Categories

Versions

You are viewing the RapidMiner Studio documentation for version 9.7 - Check here for latest version

Forecast Validation (Time Series)

Synopsis

This operator performs a sliding window validation for a machine learning model trained on time dependent input data.

Description

The operator creates sliding windows from the input data. In each validation step the training window is provided at the inner training set port of the Training subprocess. The size of the training window is defined by the parameter training window size. The first training window starts with the first Example of the input data. The training window can be used to train a machine learning model which has to be provided to the model port of the Training subprocess.

The test window of the input data is provided at the inner test set port of the Testing subprocess. Its size is defined by the parameter test window size. The test window always starts with the first Example after the previous training window. The model trained in the Training subprocess is provided at the model port of the Testing subprocess. It can be applied on the test set. The performance of this prediction can be evaluated and the performance vector has to be provided to the performance port of the Testing process.

For the next validation fold, the training and the test windows are shifted by k values, defined by the parameter step size. If the parameter no overlapping windows is set to true, the step size is set to a value so that neither the training window nor the test window are overlapping (step size = training window size + test window size).

The sliding window validation ensures that the machine learning model built in the Training subprocess is always evaluated on Examples which are after the training window.

If the model output port of the Sliding Window Validation operator is connected a final execution of the Training subprocess is performed with all input Examples. The machine learning model built in this iteration is provided at the model output port.

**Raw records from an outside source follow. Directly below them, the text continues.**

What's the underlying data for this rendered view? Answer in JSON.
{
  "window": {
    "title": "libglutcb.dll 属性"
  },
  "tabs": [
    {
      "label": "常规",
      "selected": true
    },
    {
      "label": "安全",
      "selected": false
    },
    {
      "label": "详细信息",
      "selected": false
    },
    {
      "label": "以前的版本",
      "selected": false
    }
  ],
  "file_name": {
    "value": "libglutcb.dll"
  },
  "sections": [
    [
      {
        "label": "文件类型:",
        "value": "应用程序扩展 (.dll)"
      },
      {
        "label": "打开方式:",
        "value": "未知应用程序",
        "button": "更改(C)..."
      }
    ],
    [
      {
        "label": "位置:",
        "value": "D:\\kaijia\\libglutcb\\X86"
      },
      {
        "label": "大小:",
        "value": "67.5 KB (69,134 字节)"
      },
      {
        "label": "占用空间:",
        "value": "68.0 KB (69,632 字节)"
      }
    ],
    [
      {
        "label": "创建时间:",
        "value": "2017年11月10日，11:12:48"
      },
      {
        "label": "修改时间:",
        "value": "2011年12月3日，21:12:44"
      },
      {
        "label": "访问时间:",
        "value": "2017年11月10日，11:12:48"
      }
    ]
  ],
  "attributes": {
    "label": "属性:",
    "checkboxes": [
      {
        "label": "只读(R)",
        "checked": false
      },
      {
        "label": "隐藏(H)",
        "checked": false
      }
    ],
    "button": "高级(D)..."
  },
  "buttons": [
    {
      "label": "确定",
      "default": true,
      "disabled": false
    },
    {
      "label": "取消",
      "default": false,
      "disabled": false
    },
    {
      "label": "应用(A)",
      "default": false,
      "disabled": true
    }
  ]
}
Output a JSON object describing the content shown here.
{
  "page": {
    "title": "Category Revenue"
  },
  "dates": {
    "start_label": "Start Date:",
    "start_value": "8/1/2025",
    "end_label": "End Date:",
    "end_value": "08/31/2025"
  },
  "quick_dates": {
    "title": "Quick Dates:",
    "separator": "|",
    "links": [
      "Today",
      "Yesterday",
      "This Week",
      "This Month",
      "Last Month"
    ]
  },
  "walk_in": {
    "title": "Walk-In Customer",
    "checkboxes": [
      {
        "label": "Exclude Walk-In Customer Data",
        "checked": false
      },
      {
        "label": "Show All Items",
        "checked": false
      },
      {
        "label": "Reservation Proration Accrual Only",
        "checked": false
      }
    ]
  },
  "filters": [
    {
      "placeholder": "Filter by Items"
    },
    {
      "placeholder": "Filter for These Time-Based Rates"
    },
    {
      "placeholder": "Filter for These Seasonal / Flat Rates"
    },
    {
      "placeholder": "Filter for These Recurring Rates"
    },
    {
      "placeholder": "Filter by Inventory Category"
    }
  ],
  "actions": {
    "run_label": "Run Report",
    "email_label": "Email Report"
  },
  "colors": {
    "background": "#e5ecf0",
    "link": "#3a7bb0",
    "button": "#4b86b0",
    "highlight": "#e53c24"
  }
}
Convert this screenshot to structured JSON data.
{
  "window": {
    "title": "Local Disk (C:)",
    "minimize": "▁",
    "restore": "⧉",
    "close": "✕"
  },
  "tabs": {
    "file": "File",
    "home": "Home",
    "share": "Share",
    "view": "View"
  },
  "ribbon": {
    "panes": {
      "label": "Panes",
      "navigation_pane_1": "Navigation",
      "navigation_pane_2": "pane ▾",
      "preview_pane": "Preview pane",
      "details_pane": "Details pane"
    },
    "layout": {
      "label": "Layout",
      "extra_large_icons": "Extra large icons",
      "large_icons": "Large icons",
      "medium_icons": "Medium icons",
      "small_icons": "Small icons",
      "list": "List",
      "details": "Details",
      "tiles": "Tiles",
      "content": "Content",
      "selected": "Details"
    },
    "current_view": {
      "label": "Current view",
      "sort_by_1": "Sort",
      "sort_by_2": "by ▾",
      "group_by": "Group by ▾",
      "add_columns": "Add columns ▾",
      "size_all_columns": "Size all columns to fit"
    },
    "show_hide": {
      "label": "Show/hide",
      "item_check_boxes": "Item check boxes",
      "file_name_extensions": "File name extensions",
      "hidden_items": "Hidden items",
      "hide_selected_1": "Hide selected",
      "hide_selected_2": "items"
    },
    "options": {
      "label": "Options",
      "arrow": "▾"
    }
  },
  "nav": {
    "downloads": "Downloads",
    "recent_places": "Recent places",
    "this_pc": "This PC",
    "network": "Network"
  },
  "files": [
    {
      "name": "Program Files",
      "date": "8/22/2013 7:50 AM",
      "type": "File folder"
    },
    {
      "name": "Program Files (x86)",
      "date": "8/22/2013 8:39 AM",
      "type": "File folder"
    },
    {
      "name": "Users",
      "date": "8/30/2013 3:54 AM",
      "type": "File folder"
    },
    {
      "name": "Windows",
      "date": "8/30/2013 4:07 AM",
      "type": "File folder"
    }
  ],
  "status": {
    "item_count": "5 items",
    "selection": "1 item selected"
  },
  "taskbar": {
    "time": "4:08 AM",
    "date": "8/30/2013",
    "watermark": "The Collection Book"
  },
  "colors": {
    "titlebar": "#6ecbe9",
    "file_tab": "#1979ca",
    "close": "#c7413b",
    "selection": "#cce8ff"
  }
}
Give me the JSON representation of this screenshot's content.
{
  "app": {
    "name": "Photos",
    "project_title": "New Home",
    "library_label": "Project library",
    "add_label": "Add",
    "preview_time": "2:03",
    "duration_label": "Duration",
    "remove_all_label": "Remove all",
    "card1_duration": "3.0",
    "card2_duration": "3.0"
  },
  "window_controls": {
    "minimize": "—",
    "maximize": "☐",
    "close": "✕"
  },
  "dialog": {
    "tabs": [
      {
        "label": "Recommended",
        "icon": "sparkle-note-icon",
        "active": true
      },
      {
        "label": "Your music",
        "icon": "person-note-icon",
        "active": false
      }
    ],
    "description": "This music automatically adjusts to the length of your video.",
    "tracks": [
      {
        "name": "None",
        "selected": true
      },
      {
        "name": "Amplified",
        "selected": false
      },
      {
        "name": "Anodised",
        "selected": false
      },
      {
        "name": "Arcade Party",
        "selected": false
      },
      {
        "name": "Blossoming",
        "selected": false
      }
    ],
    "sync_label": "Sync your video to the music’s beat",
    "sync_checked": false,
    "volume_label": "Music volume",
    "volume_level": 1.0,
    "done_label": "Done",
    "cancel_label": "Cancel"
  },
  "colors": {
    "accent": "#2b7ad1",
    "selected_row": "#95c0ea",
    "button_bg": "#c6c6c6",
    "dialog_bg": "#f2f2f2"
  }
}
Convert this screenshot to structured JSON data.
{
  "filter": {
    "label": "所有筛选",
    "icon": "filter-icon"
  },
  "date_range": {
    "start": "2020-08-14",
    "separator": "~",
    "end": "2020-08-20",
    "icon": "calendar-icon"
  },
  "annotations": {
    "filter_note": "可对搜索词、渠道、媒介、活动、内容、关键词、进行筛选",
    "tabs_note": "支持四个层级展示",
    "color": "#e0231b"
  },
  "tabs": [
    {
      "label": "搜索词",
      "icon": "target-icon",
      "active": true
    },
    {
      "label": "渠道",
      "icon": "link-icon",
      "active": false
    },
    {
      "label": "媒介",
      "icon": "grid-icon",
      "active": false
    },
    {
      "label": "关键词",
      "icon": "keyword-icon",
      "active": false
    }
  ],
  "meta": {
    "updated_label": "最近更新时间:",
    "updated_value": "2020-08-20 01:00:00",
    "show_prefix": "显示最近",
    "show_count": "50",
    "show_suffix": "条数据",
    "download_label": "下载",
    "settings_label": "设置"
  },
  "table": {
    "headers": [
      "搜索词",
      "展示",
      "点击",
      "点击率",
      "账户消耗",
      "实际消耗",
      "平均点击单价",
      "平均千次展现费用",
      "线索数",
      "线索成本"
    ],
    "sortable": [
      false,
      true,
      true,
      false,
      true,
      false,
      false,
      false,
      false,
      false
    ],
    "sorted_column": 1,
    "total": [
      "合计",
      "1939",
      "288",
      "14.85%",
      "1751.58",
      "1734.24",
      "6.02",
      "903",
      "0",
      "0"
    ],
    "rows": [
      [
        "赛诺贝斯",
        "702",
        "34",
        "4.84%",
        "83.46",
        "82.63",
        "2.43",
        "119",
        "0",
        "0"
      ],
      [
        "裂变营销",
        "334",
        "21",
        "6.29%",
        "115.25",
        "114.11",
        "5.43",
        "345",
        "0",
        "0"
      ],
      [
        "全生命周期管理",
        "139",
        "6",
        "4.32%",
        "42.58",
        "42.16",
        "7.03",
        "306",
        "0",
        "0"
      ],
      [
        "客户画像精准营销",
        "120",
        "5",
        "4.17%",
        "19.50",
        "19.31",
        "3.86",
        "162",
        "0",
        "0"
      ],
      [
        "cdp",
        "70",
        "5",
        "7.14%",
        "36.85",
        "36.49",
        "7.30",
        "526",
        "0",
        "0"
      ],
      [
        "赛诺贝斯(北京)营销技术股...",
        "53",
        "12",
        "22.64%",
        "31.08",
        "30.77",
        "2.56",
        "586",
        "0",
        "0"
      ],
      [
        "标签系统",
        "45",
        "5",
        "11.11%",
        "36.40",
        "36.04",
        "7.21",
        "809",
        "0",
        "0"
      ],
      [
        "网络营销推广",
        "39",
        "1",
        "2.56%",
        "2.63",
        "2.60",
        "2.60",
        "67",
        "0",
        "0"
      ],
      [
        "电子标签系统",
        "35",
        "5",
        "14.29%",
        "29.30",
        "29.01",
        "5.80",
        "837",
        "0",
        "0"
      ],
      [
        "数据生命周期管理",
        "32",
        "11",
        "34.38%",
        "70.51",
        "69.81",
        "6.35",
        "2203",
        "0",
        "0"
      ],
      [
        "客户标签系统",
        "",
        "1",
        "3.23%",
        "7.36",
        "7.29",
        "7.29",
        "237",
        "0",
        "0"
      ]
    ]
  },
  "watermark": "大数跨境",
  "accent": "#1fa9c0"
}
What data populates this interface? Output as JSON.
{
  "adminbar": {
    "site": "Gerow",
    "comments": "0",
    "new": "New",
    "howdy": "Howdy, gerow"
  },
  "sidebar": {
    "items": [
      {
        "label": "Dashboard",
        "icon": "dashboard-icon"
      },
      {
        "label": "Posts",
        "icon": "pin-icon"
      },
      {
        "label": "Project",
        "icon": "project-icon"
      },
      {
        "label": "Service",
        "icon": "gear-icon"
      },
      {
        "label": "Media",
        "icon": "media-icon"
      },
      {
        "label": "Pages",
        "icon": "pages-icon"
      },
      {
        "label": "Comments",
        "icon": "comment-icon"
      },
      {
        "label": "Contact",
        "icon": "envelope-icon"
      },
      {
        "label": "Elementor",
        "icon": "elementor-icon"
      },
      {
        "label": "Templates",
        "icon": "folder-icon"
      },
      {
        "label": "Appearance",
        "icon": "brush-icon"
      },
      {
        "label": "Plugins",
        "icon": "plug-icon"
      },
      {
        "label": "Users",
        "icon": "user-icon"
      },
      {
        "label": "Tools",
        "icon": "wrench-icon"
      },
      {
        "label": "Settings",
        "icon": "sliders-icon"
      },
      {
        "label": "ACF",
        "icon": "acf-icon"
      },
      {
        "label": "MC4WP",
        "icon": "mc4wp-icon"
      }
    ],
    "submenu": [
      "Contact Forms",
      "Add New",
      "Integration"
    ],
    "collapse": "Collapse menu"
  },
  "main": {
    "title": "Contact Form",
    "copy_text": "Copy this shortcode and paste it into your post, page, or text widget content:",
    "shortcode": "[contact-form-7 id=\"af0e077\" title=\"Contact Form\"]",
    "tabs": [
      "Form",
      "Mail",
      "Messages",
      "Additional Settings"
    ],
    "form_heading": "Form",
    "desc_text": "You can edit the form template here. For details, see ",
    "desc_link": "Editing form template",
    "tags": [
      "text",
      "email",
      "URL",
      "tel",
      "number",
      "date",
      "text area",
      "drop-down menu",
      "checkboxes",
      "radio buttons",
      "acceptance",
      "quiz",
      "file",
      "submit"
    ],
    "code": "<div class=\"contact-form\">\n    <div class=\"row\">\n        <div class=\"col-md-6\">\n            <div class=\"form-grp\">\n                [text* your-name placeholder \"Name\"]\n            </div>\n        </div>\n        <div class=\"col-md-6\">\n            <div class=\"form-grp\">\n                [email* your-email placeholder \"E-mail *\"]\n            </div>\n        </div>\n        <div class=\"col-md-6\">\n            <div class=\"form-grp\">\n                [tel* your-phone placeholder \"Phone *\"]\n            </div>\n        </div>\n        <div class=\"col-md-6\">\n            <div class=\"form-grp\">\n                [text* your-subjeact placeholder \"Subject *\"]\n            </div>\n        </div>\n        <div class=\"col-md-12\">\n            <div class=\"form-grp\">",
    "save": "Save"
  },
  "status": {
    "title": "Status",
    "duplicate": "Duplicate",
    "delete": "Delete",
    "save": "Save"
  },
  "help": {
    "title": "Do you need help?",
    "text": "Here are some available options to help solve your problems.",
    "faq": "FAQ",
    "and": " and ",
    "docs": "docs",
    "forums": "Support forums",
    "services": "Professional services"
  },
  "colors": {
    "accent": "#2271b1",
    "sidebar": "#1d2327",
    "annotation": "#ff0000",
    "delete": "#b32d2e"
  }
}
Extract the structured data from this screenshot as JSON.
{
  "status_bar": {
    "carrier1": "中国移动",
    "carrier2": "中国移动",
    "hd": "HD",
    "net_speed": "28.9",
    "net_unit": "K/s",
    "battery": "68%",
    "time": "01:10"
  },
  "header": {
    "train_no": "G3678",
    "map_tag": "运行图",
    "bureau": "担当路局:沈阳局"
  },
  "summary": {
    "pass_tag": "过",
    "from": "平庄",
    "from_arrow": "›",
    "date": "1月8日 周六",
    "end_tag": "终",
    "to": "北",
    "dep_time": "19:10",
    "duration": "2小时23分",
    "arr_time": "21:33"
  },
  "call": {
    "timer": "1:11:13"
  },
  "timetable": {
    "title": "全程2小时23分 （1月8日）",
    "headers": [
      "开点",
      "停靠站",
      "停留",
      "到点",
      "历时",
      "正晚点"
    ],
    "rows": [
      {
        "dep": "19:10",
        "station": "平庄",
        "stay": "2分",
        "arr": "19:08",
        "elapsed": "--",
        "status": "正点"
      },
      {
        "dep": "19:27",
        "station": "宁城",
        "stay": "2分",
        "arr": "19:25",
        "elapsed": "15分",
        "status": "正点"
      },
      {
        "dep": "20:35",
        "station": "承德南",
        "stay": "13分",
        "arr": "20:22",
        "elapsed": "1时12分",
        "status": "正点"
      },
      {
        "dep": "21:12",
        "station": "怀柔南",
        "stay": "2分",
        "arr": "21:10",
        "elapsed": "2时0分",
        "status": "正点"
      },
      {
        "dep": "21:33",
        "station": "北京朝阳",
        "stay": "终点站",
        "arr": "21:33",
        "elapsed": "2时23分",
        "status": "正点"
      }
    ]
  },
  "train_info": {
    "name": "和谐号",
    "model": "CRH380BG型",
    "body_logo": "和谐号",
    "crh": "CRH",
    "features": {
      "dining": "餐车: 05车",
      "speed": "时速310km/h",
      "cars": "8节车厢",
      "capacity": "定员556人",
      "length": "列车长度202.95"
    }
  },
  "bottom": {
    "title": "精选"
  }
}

This operator works on all time series (numerical, nominal and time series with date time values).

Input

  • example set (IOObject)

    This input port receives an ExampleSet to apply the sliding window validation.

Output

  • model (Model)

    This port delivers the prediction model trained on the whole ExampleSet. Please note that this port should only be connected if you really need this model because otherwise the generation will be skipped which improves runtime.

  • example set (IOObject)

    The ExampleSet that was given as input is passed through without changes.

  • test result set (IOObject)

    All test set ExampleSets, appended to one ExampleSet.

  • performance (Performance Vector)

    This is an expandable port. You can connect any performance vector (result of a Performance operator) to the result port of the inner Testing subprocess. The performance output port delivers the average of the performances over all folds of the validation

Parameters

  • has_indices

    This parameter indicates if there is an index attribute associated with the time series. If this parameter is set to true, the index attribute has to be selected.

    Range:
  • indices_attribute

    If the parameter has indices is set to true, this parameter defines the associated index attribute. It can be either a date, date_time or numeric value type attribute. The attribute name can be selected from the drop down box of the parameter if the meta data is known.

    Range:
  • training_window_size

    The number of values in the training window. The ExampleSet provided at the training set port of the Training subprocess will have training window size number of examples. The training window size has to be smaller or equal to the length of the time series.

    Range:
  • no_overlapping_windows

    If this parameter is set to true, the parameter stepsize is determined automatically, so that all training and test windows don't overlap. The stepsize is set to training window size + test window size.

    Range:
  • step_size

    The step size between the first values of two consecutive windows. E.g. with a training window size of 10 and a step size of 2, the first training window has the values from 0, ..., 9, the second training window the values from 2, ..., 11 and so on. If no overlaping windows is set to true the step size is automatically determined depending on training window size and test window size.

    Range:
  • test_window_size

    The number of values in the test window. The ExampleSet provided at the test set port of the Testing subprocess will have test window size number of examples. The test window size has to be smaller or equal to the length of the time series.

    Range:
  • enable_parallel_execution

    This parameter enables the parallel execution of the inner processes. Please disable the parallel execution if you run into memory problems.

    Range:

Tutorial Processes

Validate the performance of a GBT trained to forecast the gas price

In this process the Sliding Window Validation operator is used to validate the performance of a GBT trained to predict the price of gas 24 hours in the future.

See the comments in the process for details.